How can we prove this ?
Proof : If not, then there is a sequence $v_n$ s.t. $\lim_n\ F(v_n)=\infty$ and $|\frac{f(v_n)}{F(v_n)} -1| \geq \varepsilon$.
Assume that $\frac{v_n}{F(v_n)}\rightarrow x$. But I can not finish the proof.
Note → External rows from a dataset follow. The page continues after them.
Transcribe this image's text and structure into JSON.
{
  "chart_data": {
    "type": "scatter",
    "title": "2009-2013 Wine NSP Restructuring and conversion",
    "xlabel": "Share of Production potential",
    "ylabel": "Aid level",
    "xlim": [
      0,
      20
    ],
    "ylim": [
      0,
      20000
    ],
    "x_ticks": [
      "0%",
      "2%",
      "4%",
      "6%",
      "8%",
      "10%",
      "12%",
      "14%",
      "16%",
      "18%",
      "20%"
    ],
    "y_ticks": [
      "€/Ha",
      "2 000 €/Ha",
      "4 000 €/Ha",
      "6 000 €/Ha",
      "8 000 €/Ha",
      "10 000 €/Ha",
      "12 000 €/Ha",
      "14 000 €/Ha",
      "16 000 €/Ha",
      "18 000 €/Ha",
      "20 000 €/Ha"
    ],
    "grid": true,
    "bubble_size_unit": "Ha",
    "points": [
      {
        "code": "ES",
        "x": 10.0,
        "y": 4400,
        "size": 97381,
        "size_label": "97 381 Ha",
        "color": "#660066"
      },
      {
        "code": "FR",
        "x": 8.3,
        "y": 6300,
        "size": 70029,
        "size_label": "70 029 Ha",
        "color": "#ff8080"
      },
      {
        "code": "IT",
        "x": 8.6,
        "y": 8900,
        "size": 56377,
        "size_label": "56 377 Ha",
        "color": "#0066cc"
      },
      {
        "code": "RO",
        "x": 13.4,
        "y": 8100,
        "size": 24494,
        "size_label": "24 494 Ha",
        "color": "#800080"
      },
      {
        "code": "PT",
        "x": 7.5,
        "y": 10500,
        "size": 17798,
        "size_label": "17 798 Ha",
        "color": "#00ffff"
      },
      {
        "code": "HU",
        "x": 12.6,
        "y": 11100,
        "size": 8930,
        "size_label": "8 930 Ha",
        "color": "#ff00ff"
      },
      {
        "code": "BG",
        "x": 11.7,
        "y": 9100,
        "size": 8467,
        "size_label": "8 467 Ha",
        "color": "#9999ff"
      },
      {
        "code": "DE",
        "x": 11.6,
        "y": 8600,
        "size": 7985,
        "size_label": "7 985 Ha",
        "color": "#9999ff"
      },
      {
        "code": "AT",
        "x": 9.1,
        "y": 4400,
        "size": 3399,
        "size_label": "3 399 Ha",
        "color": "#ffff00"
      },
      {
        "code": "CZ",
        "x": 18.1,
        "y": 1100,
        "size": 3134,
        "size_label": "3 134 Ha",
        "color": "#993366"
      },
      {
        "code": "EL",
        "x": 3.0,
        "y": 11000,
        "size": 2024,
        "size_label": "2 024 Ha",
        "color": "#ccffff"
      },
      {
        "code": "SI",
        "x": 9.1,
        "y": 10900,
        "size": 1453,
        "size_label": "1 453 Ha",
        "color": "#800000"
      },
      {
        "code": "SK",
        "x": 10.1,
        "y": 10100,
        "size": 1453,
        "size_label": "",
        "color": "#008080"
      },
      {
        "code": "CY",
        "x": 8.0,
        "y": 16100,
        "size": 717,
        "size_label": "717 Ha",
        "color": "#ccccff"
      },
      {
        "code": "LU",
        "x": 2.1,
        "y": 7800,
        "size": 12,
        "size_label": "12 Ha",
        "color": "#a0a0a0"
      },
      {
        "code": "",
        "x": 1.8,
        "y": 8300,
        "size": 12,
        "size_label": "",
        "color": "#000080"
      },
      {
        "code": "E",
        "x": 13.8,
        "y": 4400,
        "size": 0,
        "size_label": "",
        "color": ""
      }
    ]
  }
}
Sorry, I have to backtrack on my previous answer and change it quite radically, and I claim that not only the function $v\mapsto C_v$ I was describing above is not continuous, but actually the whole statement above is false: I'll produce a function $f$ such that there is a sequence of points $v_n$ with $F(v_n)$ going to infinity and yet $|f(v)/F(v)-1|\geq 1$ (I'll delete my previous answer as soon as I have some feedback on this one). Apologies for the mess.
Let $f$ be defined as follows: for $v=(x,y)$ with $x\not\in(0,2)$, $f(v)=|v|$. For $v$s of the form $(1,y)$, let $f(v)=3y$. For the two remaining stripes where the function is not defined, let $f$ be anything, as long as it is continuous: it is clear that such a function ca be found. Now, $F(v)=|v|$ for every point. But now, let us consider the points $v_n:=(1,n)$: $F(v_n)=\sqrt{1+n^2}$, but $f(v_n)=3n)$. In particular, for large enough $n$, we have $f(v_n)/F(v_n)=3n/\sqrt{1+n^2}>2$, so in particular $|f(v_n)/F(v_n)-1|>1$, as promised.